Updated

A boy whose parents are accused of making their special-needs adopted children sleep in cages testified Thursday that the couple forced him to live in the bathroom as punishment for urinating in his enclosed bed.

On another occasion, Sharen and Michael Gravelle forced him to stay in his "box" for up to two weeks, the school-age boy said at the Juvenile Court custody hearing.

"I couldn't come out of my room until I wrote the whole book of Deuteronomy," he said. "I was up there for like a month."

The boy said he has grown tired of his box.

"Do you want to go back to live with the Gravelles?" prosecutor Jennifer DeLand asked.

"I don't know," he replied.

The Gravelles are trying to regain custody of the 11 children, ages 1 to 15, who have problems such as fetal alcohol syndrome, HIV and a disorder in which children eat dirt.

The Gravelles were accused of making most of them sleep in cages but have not been charged with any crime.

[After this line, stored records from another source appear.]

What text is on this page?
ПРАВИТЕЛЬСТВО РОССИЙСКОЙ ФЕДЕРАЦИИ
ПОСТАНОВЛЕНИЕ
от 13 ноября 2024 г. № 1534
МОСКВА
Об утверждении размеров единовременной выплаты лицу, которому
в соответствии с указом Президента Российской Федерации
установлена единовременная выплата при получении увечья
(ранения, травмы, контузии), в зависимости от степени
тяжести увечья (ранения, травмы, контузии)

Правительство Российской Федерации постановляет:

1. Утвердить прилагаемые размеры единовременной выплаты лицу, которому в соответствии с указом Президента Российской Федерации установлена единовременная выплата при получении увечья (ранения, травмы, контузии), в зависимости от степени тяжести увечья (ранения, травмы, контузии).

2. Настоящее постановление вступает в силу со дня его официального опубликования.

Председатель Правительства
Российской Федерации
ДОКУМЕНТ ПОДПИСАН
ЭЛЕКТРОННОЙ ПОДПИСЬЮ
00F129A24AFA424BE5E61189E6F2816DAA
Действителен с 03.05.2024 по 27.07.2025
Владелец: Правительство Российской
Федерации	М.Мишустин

The parents say the enclosures with alarms were meant to protect youngsters with behavioral problems.

Sharen Gravelle shook her head "no" frequently during his testimony and has said the children have lied to investigators.

Under cross-examination from the Gravelles' attorney, Kenneth Myers, the boy testified that he didn't know whether he loved his parents but "I like them. They're good parents."

The boy admitted lying often when he was younger and being violent and abusive toward his siblings.

In earlier testimony, the boy said most of his brothers and sisters slept on wood with blankets but no pillows or mattresses in the cages.

One girl's head was shoved in a toilet by a parent because she was drinking water out of it, and another had her head pushed into a toilet because she urinated in bed, the boy said.

The boy testified that he had to sleep in the bathroom for nearly three months because he wet his bed at night.

"Another time, I spent a good portion of my life in there," he said. "If I was really good, I'd get to come out for an hour."

The children were removed from the home in September, after a child-services investigator visited the home and examined the chicken-wire cages. In testimony this week, the county investigator, Jo Ellen Johnson, compared the home to a kennel.

Judge Timothy Cardwell will determine whether the children were abused or neglected. If the allegations are not proved, the Gravelles could regain custody.

The boy who testified Thursday did not look at his parents when he entered the courtroom but smiled slightly when DeLand asked him to point to them.

The boy testified that the children would set off a shrill alarm when they opened an enclosure door at night. They were let out when their parents were ready for them in the morning, he said.

He described various punishments for wetting the bed. "We'd have to go upstairs and scrub it. The younger ones would get spanked. We would have to go pull a bucket of weeds," he said.

When he wet the bed, the boy said, he often had to stand outside "just in my wet pajamas" until the other children were finished using the bathroom.